Ich habe eine eigene Klasse "KMaske0" geschrieben,die aus "Component" erbt.
In der KMaske0 stehen Konstruktoren,Methoden,erzeugte Objekte.,...
Weiterhin hab ich ne "KMaske1" erstellt,die aus "KMaske0" erbt.
In der "KMaske1" stehen mehrere Methoden zum Sortieren und Visualisieren des Sortiervorgangs.
Nun soll ich eine weitere Klasse"Sortierverfahren" erstellen, die aus "KMaske1" erbt.
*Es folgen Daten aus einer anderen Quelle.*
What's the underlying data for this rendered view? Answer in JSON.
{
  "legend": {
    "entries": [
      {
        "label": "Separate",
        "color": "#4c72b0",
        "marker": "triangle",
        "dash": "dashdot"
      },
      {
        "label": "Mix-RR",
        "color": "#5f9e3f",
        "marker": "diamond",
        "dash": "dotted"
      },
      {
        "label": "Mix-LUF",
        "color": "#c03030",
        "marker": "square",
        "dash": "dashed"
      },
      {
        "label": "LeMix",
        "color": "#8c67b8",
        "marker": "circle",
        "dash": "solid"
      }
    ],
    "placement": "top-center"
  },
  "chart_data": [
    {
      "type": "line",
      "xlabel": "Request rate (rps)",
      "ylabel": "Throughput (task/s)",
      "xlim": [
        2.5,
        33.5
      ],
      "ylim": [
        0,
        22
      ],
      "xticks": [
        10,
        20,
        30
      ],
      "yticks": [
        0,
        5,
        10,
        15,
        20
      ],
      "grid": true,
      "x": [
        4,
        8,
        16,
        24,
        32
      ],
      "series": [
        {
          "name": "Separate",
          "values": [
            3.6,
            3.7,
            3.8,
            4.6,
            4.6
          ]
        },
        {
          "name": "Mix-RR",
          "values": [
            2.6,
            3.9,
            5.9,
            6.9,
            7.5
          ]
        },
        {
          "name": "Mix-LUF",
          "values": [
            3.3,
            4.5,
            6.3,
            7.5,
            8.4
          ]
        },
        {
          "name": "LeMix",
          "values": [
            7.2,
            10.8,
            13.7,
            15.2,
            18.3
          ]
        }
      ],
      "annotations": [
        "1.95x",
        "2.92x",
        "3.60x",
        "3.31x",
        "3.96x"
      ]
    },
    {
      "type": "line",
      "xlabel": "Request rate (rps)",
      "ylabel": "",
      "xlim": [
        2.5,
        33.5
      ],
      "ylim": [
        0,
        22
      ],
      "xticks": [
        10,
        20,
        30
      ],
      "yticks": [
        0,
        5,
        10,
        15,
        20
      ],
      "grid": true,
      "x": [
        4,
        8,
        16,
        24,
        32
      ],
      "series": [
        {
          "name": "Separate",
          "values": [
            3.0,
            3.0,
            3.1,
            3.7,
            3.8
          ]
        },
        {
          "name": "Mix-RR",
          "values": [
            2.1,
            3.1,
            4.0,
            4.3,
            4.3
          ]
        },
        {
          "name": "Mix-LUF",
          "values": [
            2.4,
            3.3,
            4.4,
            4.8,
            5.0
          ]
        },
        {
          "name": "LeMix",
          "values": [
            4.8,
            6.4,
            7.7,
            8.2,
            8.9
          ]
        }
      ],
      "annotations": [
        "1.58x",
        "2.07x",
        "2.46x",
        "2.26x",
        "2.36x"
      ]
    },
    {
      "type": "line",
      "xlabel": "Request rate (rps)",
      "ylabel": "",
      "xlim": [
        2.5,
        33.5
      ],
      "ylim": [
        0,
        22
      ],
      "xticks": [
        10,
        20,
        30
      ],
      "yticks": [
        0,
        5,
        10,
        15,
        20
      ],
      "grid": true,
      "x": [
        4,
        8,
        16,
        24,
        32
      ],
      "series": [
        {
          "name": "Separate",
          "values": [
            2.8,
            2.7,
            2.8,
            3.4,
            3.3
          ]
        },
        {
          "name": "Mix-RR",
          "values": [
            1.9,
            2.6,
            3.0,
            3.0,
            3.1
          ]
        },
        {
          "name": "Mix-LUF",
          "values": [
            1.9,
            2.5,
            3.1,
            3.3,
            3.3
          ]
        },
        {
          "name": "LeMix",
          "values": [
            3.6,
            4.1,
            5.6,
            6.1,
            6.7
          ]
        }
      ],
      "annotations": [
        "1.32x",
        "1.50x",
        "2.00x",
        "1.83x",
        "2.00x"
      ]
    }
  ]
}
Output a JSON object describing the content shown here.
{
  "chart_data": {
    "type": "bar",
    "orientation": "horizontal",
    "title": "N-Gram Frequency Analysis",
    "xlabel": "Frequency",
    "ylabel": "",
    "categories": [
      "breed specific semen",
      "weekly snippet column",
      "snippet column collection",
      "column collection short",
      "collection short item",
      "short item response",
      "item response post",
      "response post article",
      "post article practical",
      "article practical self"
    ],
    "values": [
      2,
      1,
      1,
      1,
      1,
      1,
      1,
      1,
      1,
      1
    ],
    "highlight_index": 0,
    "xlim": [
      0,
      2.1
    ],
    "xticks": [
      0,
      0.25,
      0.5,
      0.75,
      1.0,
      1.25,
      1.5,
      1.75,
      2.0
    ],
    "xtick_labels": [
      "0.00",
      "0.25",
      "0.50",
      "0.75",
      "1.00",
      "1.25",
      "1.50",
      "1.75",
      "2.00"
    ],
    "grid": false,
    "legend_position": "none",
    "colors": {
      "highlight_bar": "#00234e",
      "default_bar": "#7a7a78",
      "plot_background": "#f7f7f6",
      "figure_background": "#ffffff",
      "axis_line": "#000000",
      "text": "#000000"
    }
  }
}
Als Fehler bekomme ich angezeigt,dass in "KMaske1" keine Konstruktoren vorhanden sind....... Und nun? 
Wie bekomme ich die Aufgabe erfüllt,dass "Sortierverfahren" aus "KMaske1" erbt?

Danke schonmal =)

steff / kittie


----------



## Ein_Freund (5. April 2004)

Also ohne den Quellcode zu sehen, ist das schwierig. Ich müsste zum Beispiel wissen, an welcher Stelle der Fehler auftritt? 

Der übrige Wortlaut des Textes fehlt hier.